About

I’ve been a member of DDCM since 2006, conducting research with a primary focus on data quality. My early (PhD) research was focussed on duplicate detection and data fusion. My current research deals with data quality in a more general sense. A selection of my current and previous projects can be found below.

Current projects

ledc

I’m the principal researcher and one of the main developers of ledc, short for lightweight engine for data quality control. This framework brings together most of our research on data quality. It covers the entire data quality pipeline, from discovery of rules over localization of errors to generation of repairs. The framework is open source and can be found on GitLab.

Previous projects

News tracking

The news tracker platform offers a different view on news quality by monitoring edits made to news articles.
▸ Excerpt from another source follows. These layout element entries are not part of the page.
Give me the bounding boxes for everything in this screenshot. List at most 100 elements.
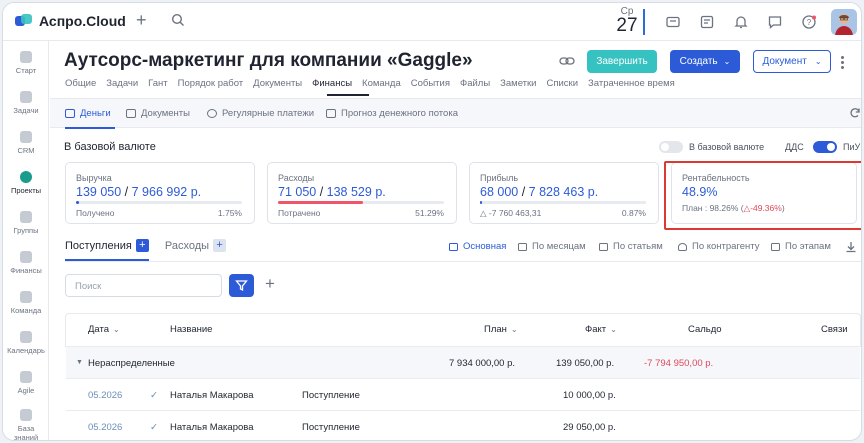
table-group-row[interactable]: ▼ Нераспределенные 7 934 000,00 р. 139 0… [66, 346, 860, 378]
subtab-regular-payments[interactable]: Регулярные платежи [207, 108, 314, 119]
team-icon [20, 291, 32, 303]
date-day: 27 [616, 15, 638, 36]
help-icon[interactable]: ? [801, 14, 817, 30]
subtab-money[interactable]: Деньги [65, 108, 111, 119]
tab-team[interactable]: Команда [362, 78, 401, 89]
chevron-down-icon: ⌄ [510, 325, 518, 334]
checkmark-icon: ✓ [150, 422, 158, 433]
tab-lists[interactable]: Списки [547, 78, 579, 89]
sidebar-item-calendar[interactable]: Календарь [3, 331, 49, 355]
tab-tasks[interactable]: Задачи [106, 78, 138, 89]
sidebar-label: Старт [15, 66, 37, 75]
highlight-box [664, 161, 861, 230]
divider [65, 261, 861, 262]
app-logo[interactable]: Аспро.Cloud [15, 13, 126, 29]
sidebar-item-finance[interactable]: Финансы [3, 251, 49, 275]
tab-gantt[interactable]: Гант [148, 78, 168, 89]
sidebar-item-tasks[interactable]: Задачи [3, 91, 49, 115]
group-fact: 139 050,00 р. [556, 358, 615, 369]
mail-icon[interactable] [665, 14, 681, 30]
filter-button[interactable] [229, 274, 254, 297]
view-by-stage[interactable]: По этапам [771, 241, 831, 252]
chevron-down-icon: ⌄ [723, 57, 731, 66]
view-label: По этапам [785, 241, 831, 252]
sidebar-item-knowledge-base[interactable]: База знаний [3, 409, 49, 440]
column-fact[interactable]: Факт ⌄ [585, 324, 617, 335]
card-sub-label: Получено [76, 208, 115, 218]
sidebar-item-crm[interactable]: CRM [3, 131, 49, 155]
card-sub-label: △ -7 760 463,31 [480, 208, 542, 218]
row-name[interactable]: Наталья Макарова [170, 422, 253, 433]
chevron-down-icon: ⌄ [610, 325, 617, 334]
view-by-item[interactable]: По статьям [599, 241, 663, 252]
document-button[interactable]: Документ ⌄ [753, 50, 831, 73]
table-row[interactable]: 05.2026 ✓ Наталья Макарова Поступление 2… [66, 410, 860, 440]
add-icon[interactable]: + [265, 274, 275, 294]
refresh-icon[interactable] [849, 107, 861, 119]
tab-expense[interactable]: Расходы [165, 240, 209, 252]
download-icon[interactable] [845, 241, 857, 253]
dds-piu-toggle[interactable] [813, 141, 837, 153]
more-menu-icon[interactable] [841, 56, 845, 71]
tab-work-order[interactable]: Порядок работ [178, 78, 244, 89]
row-date: 05.2026 [88, 390, 123, 401]
chat-icon[interactable] [767, 14, 783, 30]
subtab-label: Деньги [80, 108, 111, 119]
search-input[interactable]: Поиск [65, 274, 222, 297]
sidebar-item-agile[interactable]: Agile [3, 371, 49, 395]
column-saldo: Сальдо [688, 324, 722, 335]
add-icon[interactable]: + [136, 11, 147, 29]
column-plan[interactable]: План ⌄ [484, 324, 518, 335]
sidebar-label: Финансы [10, 266, 42, 275]
tab-income[interactable]: Поступления [65, 240, 132, 252]
card-percent: 1.75% [217, 208, 242, 218]
base-currency-toggle[interactable] [659, 141, 683, 153]
tab-general[interactable]: Общие [65, 78, 96, 89]
chevron-down-icon[interactable]: ▼ [76, 359, 83, 366]
sidebar-item-start[interactable]: Старт [3, 51, 49, 75]
sidebar-item-team[interactable]: Команда [3, 291, 49, 315]
tab-documents[interactable]: Документы [253, 78, 302, 89]
row-fact: 10 000,00 р. [563, 390, 616, 401]
add-expense-icon[interactable]: + [213, 239, 227, 252]
user-avatar[interactable] [831, 9, 857, 35]
filter-icon [235, 280, 248, 292]
view-label: По статьям [613, 241, 663, 252]
table-row[interactable]: 05.2026 ✓ Наталья Макарова Поступление 1… [66, 378, 860, 410]
revenue-card[interactable]: Выручка 139 050 / 7 966 992 р. Получено … [65, 162, 255, 224]
expenses-card[interactable]: Расходы 71 050 / 138 529 р. Потрачено 51… [267, 162, 457, 224]
tab-time-spent[interactable]: Затраченное время [588, 78, 675, 89]
sidebar-item-groups[interactable]: Группы [3, 211, 49, 235]
row-name[interactable]: Наталья Макарова [170, 390, 253, 401]
calendar-icon [518, 242, 527, 251]
tab-events[interactable]: События [411, 78, 450, 89]
create-button[interactable]: Создать ⌄ [670, 50, 740, 73]
column-date[interactable]: Дата ⌄ [88, 324, 120, 335]
calendar-date[interactable]: Ср 27 [613, 6, 641, 35]
view-by-counterparty[interactable]: По контрагенту [678, 241, 759, 252]
finish-button[interactable]: Завершить [587, 50, 657, 73]
document-icon[interactable] [699, 14, 715, 30]
view-main[interactable]: Основная [449, 241, 506, 252]
tab-files[interactable]: Файлы [460, 78, 490, 89]
subtab-cash-flow-forecast[interactable]: Прогноз денежного потока [326, 108, 458, 119]
tab-finance[interactable]: Финансы [312, 78, 352, 89]
row-date: 05.2026 [88, 422, 123, 433]
profit-card[interactable]: Прибыль 68 000 / 7 828 463 р. △ -7 760 4… [469, 162, 659, 224]
knowledge-base-icon [20, 409, 32, 421]
search-icon[interactable] [171, 13, 185, 27]
view-label: Основная [463, 241, 507, 252]
sidebar-item-projects[interactable]: Проекты [3, 171, 49, 195]
app-name: Аспро.Cloud [39, 13, 126, 29]
bell-icon[interactable] [733, 14, 749, 30]
link-icon[interactable] [559, 55, 575, 67]
view-by-month[interactable]: По месяцам [518, 241, 586, 252]
sidebar-label: Команда [10, 306, 42, 315]
add-income-icon[interactable]: + [135, 239, 149, 252]
subtab-documents[interactable]: Документы [126, 108, 190, 119]
dds-label: ДДС [785, 142, 804, 152]
column-links: Связи [821, 324, 848, 335]
svg-text:?: ? [807, 18, 812, 27]
sidebar-label: Agile [17, 386, 35, 395]
tab-notes[interactable]: Заметки [500, 78, 536, 89]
The main idea of this platform is to use machine learning techniques to develop models for automated categorization of edits. Such models can be used to obtain estimates of the amount of errors corrected during certain periods of time or related to certain events. The models are publicly available at GitHub.

Cost-based analysis of data quality

Data quality can be measured in many different ways, but few approaches allow for quantification of differences between datasets. In this project, we hypothesize that the cost to use data allows for such quantification. We develop an experimental setting in which different versions of the same database can be compared in their ease-to-use.

Fusion of multi-valued and hierarchical data

Merging duplicate data in a relational database can be a difficult task in the presence of integrity constraints. The outcomes of this project were two algorithms. The first allows to learn specificity relations from duplicate data with high accuracy. The second guides propagation of merge operations throughout a relational database. Both algorithms are available in the open source tool sqlmerge.

Data wrappers with XPath

To extract data from documents (e.g., XML documents, HTML pages) one can rely on XPath queries. In this project, we proposed a method to learn generic XPath queries from a few examples provided by annotators. The technique combines alignment of individual XPath queries with six refinement strategies. Source code is currently not available, but the main results can be found here.

Support projects

Throughout the years, our team has played a supporting role in research projects with a strong need of decent data management. Here are some of the projects in which we cooperated.

The Disbiome database is a popular data repository that contains experimental findings on the correlation between diseases and changes in the microbiome.
In the CryptoDrug project, we composed a temporal database containing transactions made on several cryptomarkets.
The Alkamid database provides an overview of plant occurring N-alkylamides and their physicochemical properties.
The Database of Byzantine Book Epigrams (DBBE) offers both textual and contextual data of book epigrams from medieval Greek manuscripts dating up to the fifteenth century.